Which equation below defines y as a function of x?

Steps to Solve

1. Analyze each equation for function definition To determine which equation defines $y$ as a function of $x$, check if each input $x$ corresponds to exactly one output $y$.

2. Evaluate the first equation: $3x - y^2 = 0$ Rearranging gives $y^2 = 3x$. This implies $y = \pm \sqrt{3x}$. Since this results in two different outputs for each positive $x$, it does not define $y$ as a function of $x$.

3. Evaluate the second equation: $3y - x^2 = 0$ Rearranging gives $y = \frac{x^2}{3}$. For any $x$, this results in a unique $y$. Thus, this does define $y$ as a function of $x$.
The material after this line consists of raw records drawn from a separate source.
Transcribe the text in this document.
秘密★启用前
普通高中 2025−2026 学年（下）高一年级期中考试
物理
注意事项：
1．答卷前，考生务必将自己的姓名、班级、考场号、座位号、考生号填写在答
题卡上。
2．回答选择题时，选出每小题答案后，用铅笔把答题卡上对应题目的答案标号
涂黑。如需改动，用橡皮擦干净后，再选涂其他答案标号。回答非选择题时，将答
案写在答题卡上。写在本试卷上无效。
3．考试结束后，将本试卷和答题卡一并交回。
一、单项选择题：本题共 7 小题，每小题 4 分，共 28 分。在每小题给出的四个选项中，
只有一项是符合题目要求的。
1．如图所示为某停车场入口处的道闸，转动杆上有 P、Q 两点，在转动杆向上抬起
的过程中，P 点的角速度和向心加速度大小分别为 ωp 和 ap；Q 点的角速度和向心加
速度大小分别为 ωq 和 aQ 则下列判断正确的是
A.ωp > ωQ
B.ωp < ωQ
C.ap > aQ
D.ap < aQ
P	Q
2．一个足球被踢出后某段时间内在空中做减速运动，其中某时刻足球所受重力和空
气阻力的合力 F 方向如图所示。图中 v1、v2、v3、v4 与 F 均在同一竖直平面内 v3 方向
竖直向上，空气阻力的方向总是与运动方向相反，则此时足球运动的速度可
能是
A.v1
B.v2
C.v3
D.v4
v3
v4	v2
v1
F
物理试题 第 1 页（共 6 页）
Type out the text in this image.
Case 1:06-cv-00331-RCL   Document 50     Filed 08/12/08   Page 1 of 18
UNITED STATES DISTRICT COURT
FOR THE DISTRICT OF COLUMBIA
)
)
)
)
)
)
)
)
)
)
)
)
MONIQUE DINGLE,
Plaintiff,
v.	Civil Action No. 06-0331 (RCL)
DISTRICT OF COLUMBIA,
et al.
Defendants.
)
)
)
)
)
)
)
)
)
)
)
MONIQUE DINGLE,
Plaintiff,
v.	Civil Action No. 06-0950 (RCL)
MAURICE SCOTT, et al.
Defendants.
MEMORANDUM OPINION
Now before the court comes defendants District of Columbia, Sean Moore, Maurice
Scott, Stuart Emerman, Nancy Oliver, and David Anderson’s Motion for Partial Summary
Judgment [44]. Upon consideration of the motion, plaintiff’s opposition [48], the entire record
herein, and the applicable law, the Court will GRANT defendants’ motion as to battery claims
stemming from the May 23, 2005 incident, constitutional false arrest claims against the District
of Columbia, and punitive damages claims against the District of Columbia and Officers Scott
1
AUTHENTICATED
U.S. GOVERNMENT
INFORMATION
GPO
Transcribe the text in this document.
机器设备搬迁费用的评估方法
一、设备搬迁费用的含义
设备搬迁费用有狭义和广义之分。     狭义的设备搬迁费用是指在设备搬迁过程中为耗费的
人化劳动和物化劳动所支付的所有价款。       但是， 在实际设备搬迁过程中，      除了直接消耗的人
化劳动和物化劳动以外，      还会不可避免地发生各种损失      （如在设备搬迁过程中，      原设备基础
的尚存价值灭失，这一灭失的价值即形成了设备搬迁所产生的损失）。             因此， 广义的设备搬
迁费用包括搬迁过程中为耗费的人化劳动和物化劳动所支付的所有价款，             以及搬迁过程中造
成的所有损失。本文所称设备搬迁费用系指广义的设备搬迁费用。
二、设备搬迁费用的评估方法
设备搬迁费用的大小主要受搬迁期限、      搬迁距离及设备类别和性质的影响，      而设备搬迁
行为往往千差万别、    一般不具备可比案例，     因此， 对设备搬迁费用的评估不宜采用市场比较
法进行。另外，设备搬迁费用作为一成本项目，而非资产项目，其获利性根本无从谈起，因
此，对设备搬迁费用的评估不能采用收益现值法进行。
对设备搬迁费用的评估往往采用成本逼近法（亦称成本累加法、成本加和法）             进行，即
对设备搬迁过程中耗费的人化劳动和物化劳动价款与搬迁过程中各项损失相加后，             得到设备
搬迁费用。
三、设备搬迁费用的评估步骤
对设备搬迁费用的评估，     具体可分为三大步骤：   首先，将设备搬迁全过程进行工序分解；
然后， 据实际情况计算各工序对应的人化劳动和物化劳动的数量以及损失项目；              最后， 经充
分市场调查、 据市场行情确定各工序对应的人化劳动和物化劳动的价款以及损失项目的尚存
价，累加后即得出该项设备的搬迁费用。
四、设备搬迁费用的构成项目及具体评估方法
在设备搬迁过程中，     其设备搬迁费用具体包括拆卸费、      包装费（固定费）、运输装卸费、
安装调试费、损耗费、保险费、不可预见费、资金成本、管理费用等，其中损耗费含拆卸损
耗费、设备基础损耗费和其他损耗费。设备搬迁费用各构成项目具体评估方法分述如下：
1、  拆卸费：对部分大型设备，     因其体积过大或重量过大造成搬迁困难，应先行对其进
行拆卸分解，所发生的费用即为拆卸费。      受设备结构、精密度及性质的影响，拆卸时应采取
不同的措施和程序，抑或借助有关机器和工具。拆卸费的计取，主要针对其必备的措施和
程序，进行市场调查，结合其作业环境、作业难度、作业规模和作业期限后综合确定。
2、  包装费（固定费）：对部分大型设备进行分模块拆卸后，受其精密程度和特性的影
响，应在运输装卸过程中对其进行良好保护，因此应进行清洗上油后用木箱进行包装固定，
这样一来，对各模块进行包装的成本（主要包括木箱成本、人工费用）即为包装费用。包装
4. Evaluate the third equation: $x^2 + y^2 = 9$ This equation represents a circle with radius 3. For most $x$ values, there are two corresponding $y$ values, which means it does not define $y$ as a function of $x$.

5. Evaluate the fourth equation: $\frac{x}{y} = y$ Rearranging gives $x = y^2$. This implies $y = \pm \sqrt{x}$, which means this does not define $y$ as a function of $x$.

6. Evaluate the fifth equation: $y = \pm \sqrt{4 - x^2}$ This represents the upper and lower halves of a circle. For most $x$ values, there are two corresponding $y$ values, meaning it does not define a function.